Verein bekommt 750 Euro Strafe für Übergriff eines Fans auf Schiedsrichtergespann

SV Pennigbüttel muss zahlen

Die Spieler des Rotenburger SV wahrten während der Partie gegen den SV Komet Pennigbüttel Abstand zu Schiedsrichter Nikolas Wilckens (2.v.l.). Nicht so ein Fan der Hausherren, der gegenüber beiden Assistenten sogar handgreiflich wurde. - Foto: Freese

Rotenburg - Teures Nachspiel für den SV Komet Pennigbüttel nach dem Fußball-Landesligaspiel gegen den Rotenburger SV.

Ein Fan hatte nach dem Heimspiel in der Fußball-Landesliga gegen den Rotenburger SV (1:1) am 5. April das Schiedsrichtergespann um Referee Nikolas Wilckens (SV Drochtersen/Assel) tätlich angegriffen. Das Bezirkssportgericht Lüneburg unter Vorsitz von Rüdiger Wiegand (Rotenburg) hat in einem schriftlichen Verfahren das Urteil für das Vergehen gefällt. Der Verein muss 750 Euro Strafe zuzüglich 30 Euro Verfahrenskosten zahlen.
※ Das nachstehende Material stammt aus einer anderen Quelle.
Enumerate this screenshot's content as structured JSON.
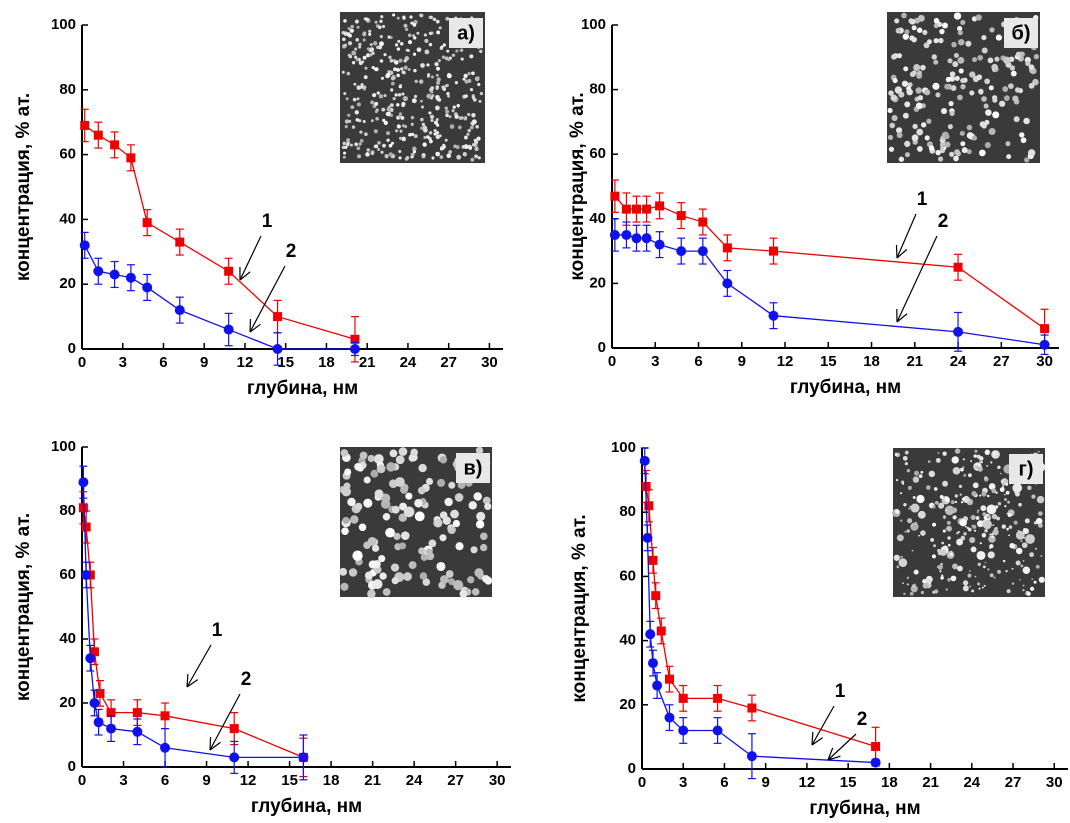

Verein hat sich der Pflichtverletzung schuldig gemacht

Das Sportgericht beruft sich darauf, dass der Verein gegen Paragraf 39 der Rechts- und Verfahrensordnung verstoßen hat. Dieser gibt vor, dass „jeder Verein für den Schutz und die Sicherheit des Schiedsrichters und der Assistenten verantwortlich ist“. Zudem wurde laut dem Gericht gegen den Punkt 4.1 der Ausschreibung des Bezirksspielausschusses verstoßen. Dort wird vorgeschrieben, dass mindestens vier deutlich gekennzeichnete Ordner vor Ort sein müssen und das Schiedsrichtergespann nach Abpfiff von der Mittellinie bis zur Kabine begleiten müssen. Schiedsrichterassistent Noah Thiele versicherte, dass lediglich zwei Ordner an der Eckfahne standen und zum Zeitpunkt des Übergriffs keiner in der Nähe war.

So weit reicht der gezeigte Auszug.